LYON COUNTY GENEALOGY
By W. C. Wyckoff
Away back in 1888 through the enterprising and always up-to-date Postmaster, F. E. Barber, Rock Rapids took the first step in the Lyon County telephone business, when the Acoustic telephone line was built between the postoffice and the Burlington Cedar Rapids & Northern Depot. The telephones at that time were just sprouting and were very different from the up-to-date telephones now. When a call was to be made a small hammer was used to strike the button in the center of the telephone, which gave the alarm at the other end. Talking was quite difficult in windy weather, but gave good satisfaction when it was quiet. Not long after this the wide-awake High Sheriff, J. D. Wilson, purchased eight phones and tried to organize a company, but capital was somewhat afraid to venture as the Bell patents were at that time in court, and no one could tell what the outcome would be. What the court did is evident by looking at the telephone situation today.

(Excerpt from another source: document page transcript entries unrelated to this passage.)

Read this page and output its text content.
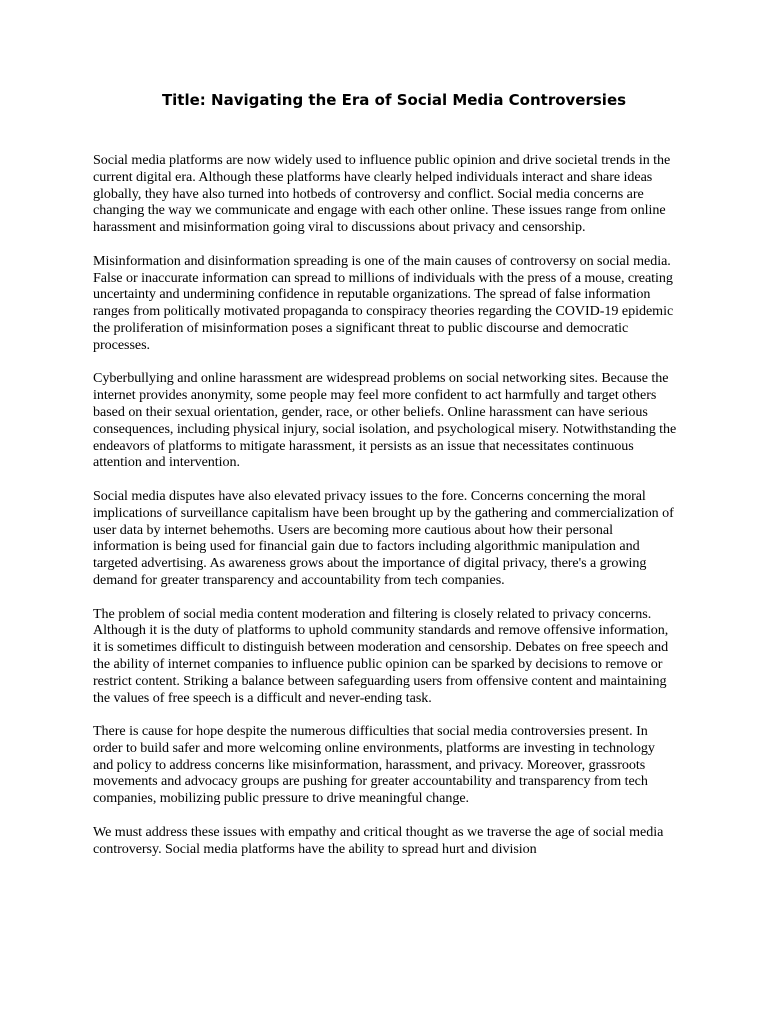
Title: Navigating the Era of Social Media Controversies

Social media platforms are now widely used to influence public opinion and drive societal trends in the current digital era. Although these platforms have clearly helped individuals interact and share ideas globally, they have also turned into hotbeds of controversy and conflict. Social media concerns are changing the way we communicate and engage with each other online. These issues range from online harassment and misinformation going viral to discussions about privacy and censorship.

Misinformation and disinformation spreading is one of the main causes of controversy on social media. False or inaccurate information can spread to millions of individuals with the press of a mouse, creating uncertainty and undermining confidence in reputable organizations. The spread of false information ranges from politically motivated propaganda to conspiracy theories regarding the COVID-19 epidemic the proliferation of misinformation poses a significant threat to public discourse and democratic processes.

Cyberbullying and online harassment are widespread problems on social networking sites. Because the internet provides anonymity, some people may feel more confident to act harmfully and target others based on their sexual orientation, gender, race, or other beliefs. Online harassment can have serious consequences, including physical injury, social isolation, and psychological misery. Notwithstanding the endeavors of platforms to mitigate harassment, it persists as an issue that necessitates continuous attention and intervention.

Social media disputes have also elevated privacy issues to the fore. Concerns concerning the moral implications of surveillance capitalism have been brought up by the gathering and commercialization of user data by internet behemoths. Users are becoming more cautious about how their personal information is being used for financial gain due to factors including algorithmic manipulation and targeted advertising. As awareness grows about the importance of digital privacy, there's a growing demand for greater transparency and accountability from tech companies.

The problem of social media content moderation and filtering is closely related to privacy concerns. Although it is the duty of platforms to uphold community standards and remove offensive information, it is sometimes difficult to distinguish between moderation and censorship. Debates on free speech and the ability of internet companies to influence public opinion can be sparked by decisions to remove or restrict content. Striking a balance between safeguarding users from offensive content and maintaining the values of free speech is a difficult and never-ending task.

There is cause for hope despite the numerous difficulties that social media controversies present. In order to build safer and more welcoming online environments, platforms are investing in technology and policy to address concerns like misinformation, harassment, and privacy. Moreover, grassroots movements and advocacy groups are pushing for greater accountability and transparency from tech companies, mobilizing public pressure to drive meaningful change.

We must address these issues with empathy and critical thought as we traverse the age of social media controversy. Social media platforms have the ability to spread hurt and division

In 1895 the Clark Automatic Telephone Company was granted a franchise to construct a telephone exchange in the town of Rock Rapids, and installed forty-five phones on the automatic switch, which was operated until 1897 when the exchange was purchased by the Rock Rapids Telephone Company and increased gradually until at present there are over 180 telephones in use in the exchange.
W. C. Wyckoff, who had charge of the trouble work for the Clark Automatic people became manager of the Rock Rapid Telephone Company and Carl Shannon was the hello boy for nearly seven years. Other operators were C. H. Smith, Barney Ketterman, Bessie Kelso and Adam Rowe as night man until his death in 1903, since when W. S. Funk has dealt out service during the dark hours between 10 p.m. and the awakening of the farmers in the morning.

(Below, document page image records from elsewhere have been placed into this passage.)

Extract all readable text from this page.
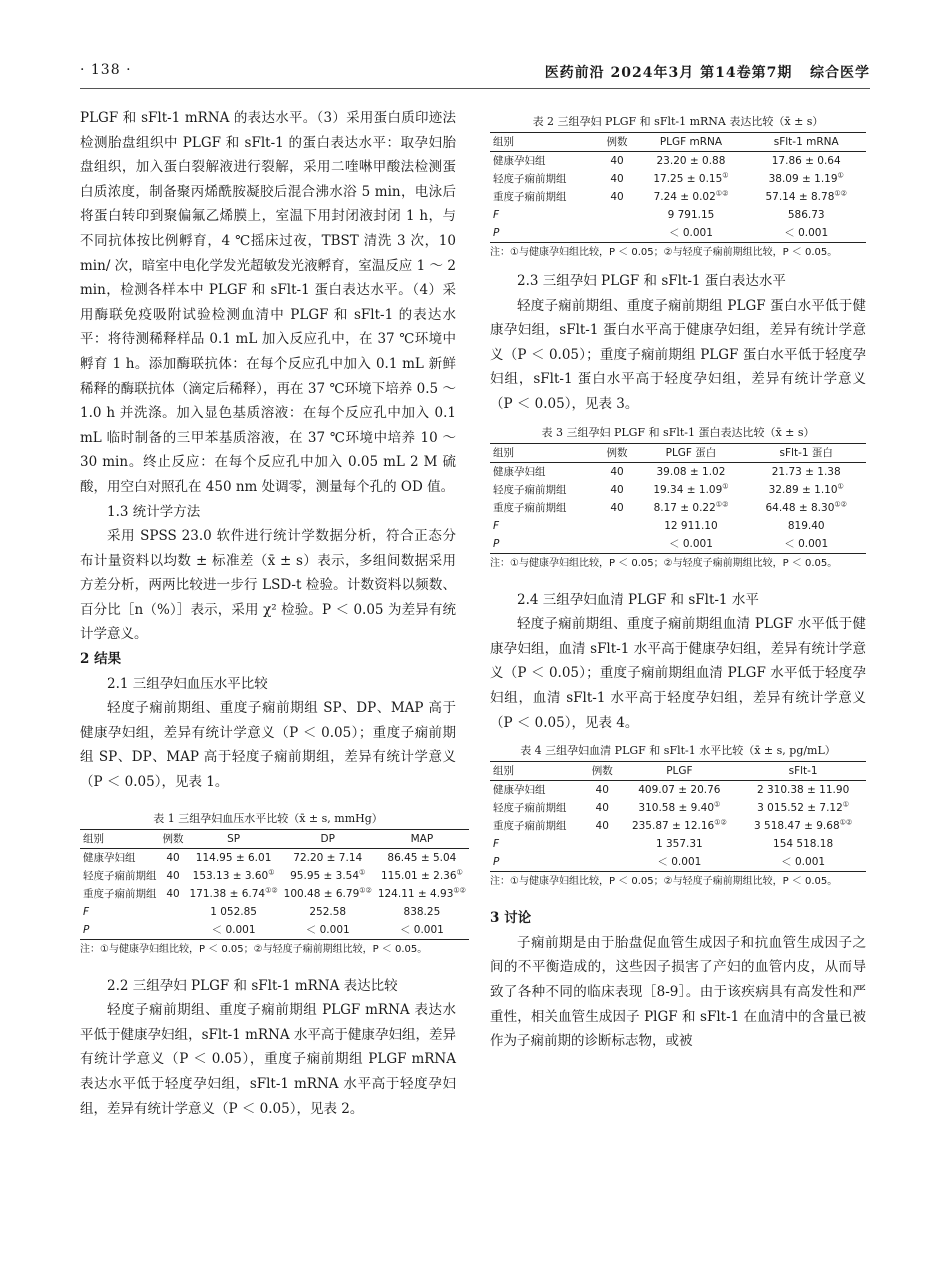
· 138 ·	医药前沿 2024年3月 第14卷第7期   综合医学

PLGF 和 sFlt-1 mRNA 的表达水平。（3）采用蛋白质印迹法检测胎盘组织中 PLGF 和 sFlt-1 的蛋白表达水平：取孕妇胎盘组织，加入蛋白裂解液进行裂解，采用二喹啉甲酸法检测蛋白质浓度，制备聚丙烯酰胺凝胶后混合沸水浴 5 min，电泳后将蛋白转印到聚偏氟乙烯膜上，室温下用封闭液封闭 1 h，与不同抗体按比例孵育，4 ℃摇床过夜，TBST 清洗 3 次，10 min/ 次，暗室中电化学发光超敏发光液孵育，室温反应 1 ～ 2 min，检测各样本中 PLGF 和 sFlt-1 蛋白表达水平。（4）采用酶联免疫吸附试验检测血清中 PLGF 和 sFlt-1 的表达水平：将待测稀释样品 0.1 mL 加入反应孔中，在 37 ℃环境中孵育 1 h。添加酶联抗体：在每个反应孔中加入 0.1 mL 新鲜稀释的酶联抗体（滴定后稀释），再在 37 ℃环境下培养 0.5 ～ 1.0 h 并洗涤。加入显色基质溶液：在每个反应孔中加入 0.1 mL 临时制备的三甲苯基质溶液，在 37 ℃环境中培养 10 ～ 30 min。终止反应：在每个反应孔中加入 0.05 mL 2 M 硫酸，用空白对照孔在 450 nm 处调零，测量每个孔的 OD 值。

1.3 统计学方法

采用 SPSS 23.0 软件进行统计学数据分析，符合正态分布计量资料以均数 ± 标准差（x̄ ± s）表示，多组间数据采用方差分析，两两比较进一步行 LSD-t 检验。计数资料以频数、百分比［n（%）］表示，采用 χ² 检验。P ＜ 0.05 为差异有统计学意义。

2 结果

2.1 三组孕妇血压水平比较

轻度子痫前期组、重度子痫前期组 SP、DP、MAP 高于健康孕妇组，差异有统计学意义（P ＜ 0.05）；重度子痫前期组 SP、DP、MAP 高于轻度子痫前期组，差异有统计学意义（P ＜ 0.05），见表 1。

表 1 三组孕妇血压水平比较（x̄ ± s, mmHg）
组别	例数	SP	DP	MAP
健康孕妇组	40	114.95 ± 6.01	72.20 ± 7.14	86.45 ± 5.04
轻度子痫前期组	40	153.13 ± 3.60①	95.95 ± 3.54①	115.01 ± 2.36①
重度子痫前期组	40	171.38 ± 6.74①②	100.48 ± 6.79①②	124.11 ± 4.93①②
F		1 052.85	252.58	838.25
P		＜ 0.001	＜ 0.001	＜ 0.001
注：①与健康孕妇组比较，P ＜ 0.05；②与轻度子痫前期组比较，P ＜ 0.05。

2.2 三组孕妇 PLGF 和 sFlt-1 mRNA 表达比较

轻度子痫前期组、重度子痫前期组 PLGF mRNA 表达水平低于健康孕妇组，sFlt-1 mRNA 水平高于健康孕妇组，差异有统计学意义（P ＜ 0.05），重度子痫前期组 PLGF mRNA 表达水平低于轻度孕妇组，sFlt-1 mRNA 水平高于轻度孕妇组，差异有统计学意义（P ＜ 0.05），见表 2。

表 2 三组孕妇 PLGF 和 sFlt-1 mRNA 表达比较（x̄ ± s）
组别	例数	PLGF mRNA	sFlt-1 mRNA
健康孕妇组	40	23.20 ± 0.88	17.86 ± 0.64
轻度子痫前期组	40	17.25 ± 0.15①	38.09 ± 1.19①
重度子痫前期组	40	7.24 ± 0.02①②	57.14 ± 8.78①②
F		9 791.15	586.73
P		＜ 0.001	＜ 0.001
注：①与健康孕妇组比较，P ＜ 0.05；②与轻度子痫前期组比较，P ＜ 0.05。

2.3 三组孕妇 PLGF 和 sFlt-1 蛋白表达水平

轻度子痫前期组、重度子痫前期组 PLGF 蛋白水平低于健康孕妇组，sFlt-1 蛋白水平高于健康孕妇组，差异有统计学意义（P ＜ 0.05）；重度子痫前期组 PLGF 蛋白水平低于轻度孕妇组，sFlt-1 蛋白水平高于轻度孕妇组，差异有统计学意义（P ＜ 0.05），见表 3。

表 3 三组孕妇 PLGF 和 sFlt-1 蛋白表达比较（x̄ ± s）
组别	例数	PLGF 蛋白	sFlt-1 蛋白
健康孕妇组	40	39.08 ± 1.02	21.73 ± 1.38
轻度子痫前期组	40	19.34 ± 1.09①	32.89 ± 1.10①
重度子痫前期组	40	8.17 ± 0.22①②	64.48 ± 8.30①②
F		12 911.10	819.40
P		＜ 0.001	＜ 0.001
注：①与健康孕妇组比较，P ＜ 0.05；②与轻度子痫前期组比较，P ＜ 0.05。

2.4 三组孕妇血清 PLGF 和 sFlt-1 水平

轻度子痫前期组、重度子痫前期组血清 PLGF 水平低于健康孕妇组，血清 sFlt-1 水平高于健康孕妇组，差异有统计学意义（P ＜ 0.05）；重度子痫前期组血清 PLGF 水平低于轻度孕妇组，血清 sFlt-1 水平高于轻度孕妇组，差异有统计学意义（P ＜ 0.05），见表 4。

表 4 三组孕妇血清 PLGF 和 sFlt-1 水平比较（x̄ ± s, pg/mL）
组别	例数	PLGF	sFlt-1
健康孕妇组	40	409.07 ± 20.76	2 310.38 ± 11.90
轻度子痫前期组	40	310.58 ± 9.40①	3 015.52 ± 7.12①
重度子痫前期组	40	235.87 ± 12.16①②	3 518.47 ± 9.68①②
F		1 357.31	154 518.18
P		＜ 0.001	＜ 0.001
注：①与健康孕妇组比较，P ＜ 0.05；②与轻度子痫前期组比较，P ＜ 0.05。

3 讨论

子痫前期是由于胎盘促血管生成因子和抗血管生成因子之间的不平衡造成的，这些因子损害了产妇的血管内皮，从而导致了各种不同的临床表现［8-9］。由于该疾病具有高发性和严重性，相关血管生成因子 PlGF 和 sFlt-1 在血清中的含量已被作为子痫前期的诊断标志物，或被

In June 1896 the Western Electric Telephone Company put in a toll line connecting the towns of Sheldon, Matlock, George, Edna, Rock Rapids and the towns in the West part of the county. Then farmers between Doon and Rock Rapids organized the Farmers Mutual Telephone Company and a line was built from Doon to Rock Rapids. At Inwood there were several wire fence lines that finally were converted into regular telephone lines on poles. Last year farm lines were built all over the county until nearly two hundred farmers now enjoy the use of the telephone. Exchanges are also operating in Larchwood, Doon, George and Inwood. Larchwood and Doon being automatic exchanges. George had an automatic switchboard but have changed to the manual board. An exchange is now being built by Wm. Nall, of George, at Little Rock and will soon be in operation.
At the present time there are over 500 phones on the various exchanges and farm lines in Lyon County, and I leave it with my readers to prophesy what number will be in use at the end of another five years.